Cádiz, la octava novela de la primera serie de los Episodios Nacionales, es uno de los últimos lanzamientos que este año hizo Cazador de Ratas, coincidiendo con el centenario de la muerte de Galdós. Ahora, todo está en suspenso. Y, pese a todo, Carmen Moreno guarda la esperanza: “Esta crisis la veo como un momento histórico en el que vamos a tener que cambiar de forma de pensar, no como algo necesariamente malo, sino como punto de inflexión. Vamos a tener que ser más imaginativos, y reinventarnos como ya hizo el mundo de la música en su momento. Ojalá esta crisis no hubiese sido así, pero se puede ver como oportunidad”. Esa capacidad de resistencia de la que habla Romero Bejarano, o ese “mantenernos vivos” que defiende Montaño, también lo aplica la editora gaditana: “Rendirse es lo último, para eso siempre hay tiempo. Afrontamos esto con miedo, porque sería idiota decir lo contrario, pero también con esperanza,  y con mucho trabajo y mucho replanteamiento de todo lo que estábamos haciendo y de lo que vamos a tener que hacer”. 

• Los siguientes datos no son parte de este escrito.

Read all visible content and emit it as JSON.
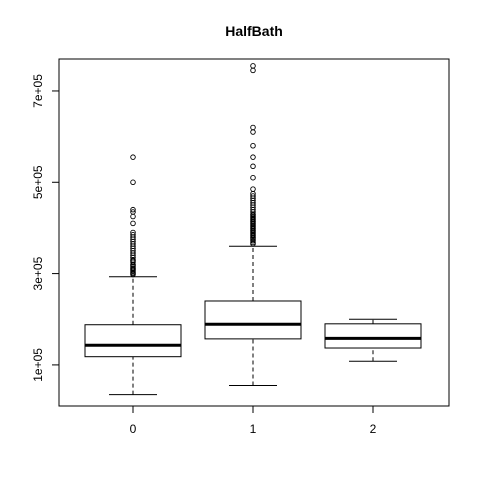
{
  "chart_data": {
    "type": "boxplot",
    "title": "HalfBath",
    "xlabel": "",
    "ylabel": "",
    "categories": [
      "0",
      "1",
      "2"
    ],
    "ylim": [
      10000,
      770000
    ],
    "y_ticks": [
      100000,
      300000,
      500000,
      700000
    ],
    "y_tick_labels": [
      "1e+05",
      "3e+05",
      "5e+05",
      "7e+05"
    ],
    "grid": false,
    "boxes": [
      {
        "category": "0",
        "whisker_low": 34900,
        "q1": 118000,
        "median": 143000,
        "q3": 188000,
        "whisker_high": 293000,
        "outliers": [
          298000,
          300000,
          302000,
          305000,
          308000,
          310000,
          312000,
          315000,
          318000,
          320000,
          325000,
          328000,
          330000,
          335000,
          340000,
          345000,
          350000,
          355000,
          360000,
          365000,
          370000,
          375000,
          380000,
          385000,
          390000,
          410000,
          425000,
          435000,
          440000,
          500000,
          555000
        ]
      },
      {
        "category": "1",
        "whisker_low": 55000,
        "q1": 157000,
        "median": 189000,
        "q3": 240000,
        "whisker_high": 360000,
        "outliers": [
          365000,
          368000,
          372000,
          375000,
          378000,
          380000,
          383000,
          385000,
          388000,
          390000,
          393000,
          395000,
          398000,
          400000,
          403000,
          405000,
          408000,
          410000,
          413000,
          415000,
          418000,
          420000,
          423000,
          425000,
          428000,
          430000,
          435000,
          440000,
          445000,
          450000,
          455000,
          460000,
          465000,
          470000,
          475000,
          485000,
          510000,
          535000,
          555000,
          580000,
          610000,
          620000,
          745000,
          755000
        ]
      },
      {
        "category": "2",
        "whisker_low": 108000,
        "q1": 137000,
        "median": 158000,
        "q3": 190000,
        "whisker_high": 200000,
        "outliers": []
      }
    ]
  }
}
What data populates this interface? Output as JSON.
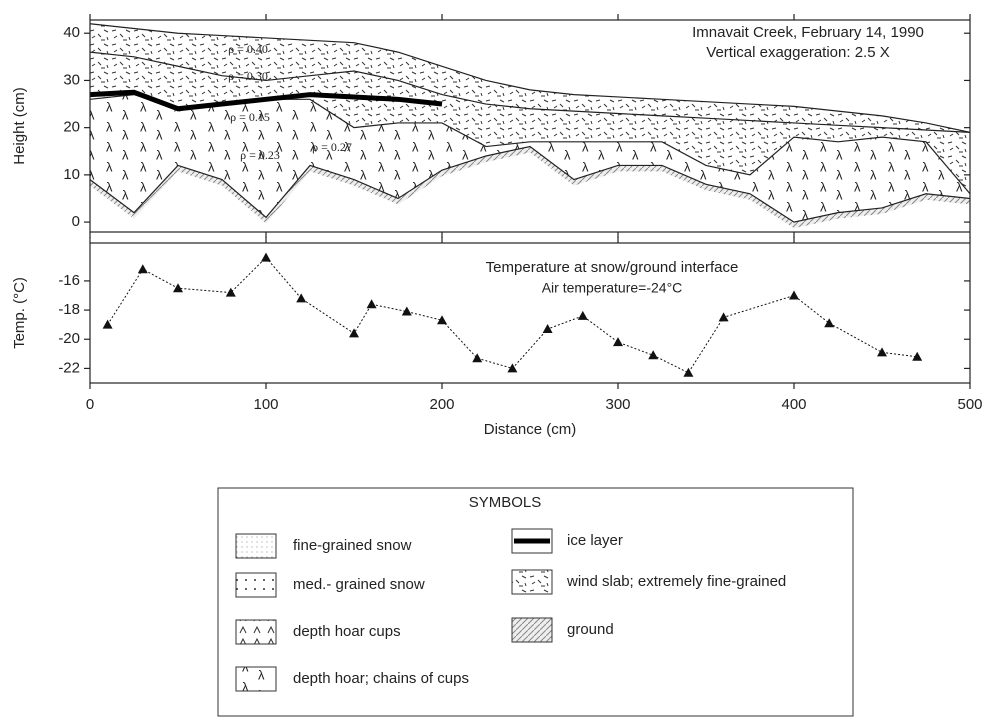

Hay poco que celebrar este 23 de abril. Aun así, aunque sea con las puertas de las librerías cerradas y los nuevos lanzamientos paralizados, los tres miembros del gremio de las letras consultados por lavozdelsur.es lanzan sus recomendaciones para, pese a todo, seguir amando los libros: Manolo Romero Bejarano aconseja hincar el diente a cualquier obra del escritor jerezano Juan Bonilla; Nati Montaño muestra dos cubiertas: lo último de Almudena Grandes, La madre de Frankenstein, y El olor del bosque, de Hélène Gester; David Eloy Rodríguez anima a bucear en los catálogos de algunas editoriales andaluzas "muy interesantes, que, trabajando como nosotros desde estos sures, no siempre tienen fácil la visibilidad y hacen una labor fundamental en difundir buena literatura... las sevillanas Barrett y Point de Lunettes y la malagueña ediciones El Transbordador. Del catálogo de nuestra editorial, recomendamos cada libro, uno por uno, página a página..."; Carmen Moreno invita, por su parte, a sumergirnos en la obra de un periodista gaditano afincado en Madrid, Álex Medina: “La leyenda del verso suelto y La dama blanca del Mississippi son una delicia, novelas de aventuras con un trasfondo histórico alucinante. Aparte, este 23 de abril, su editorial lanza el nuevo libro del gaditano Pepe Maestro, Diario de Dimas. Como San Jorge, quién dijo miedo.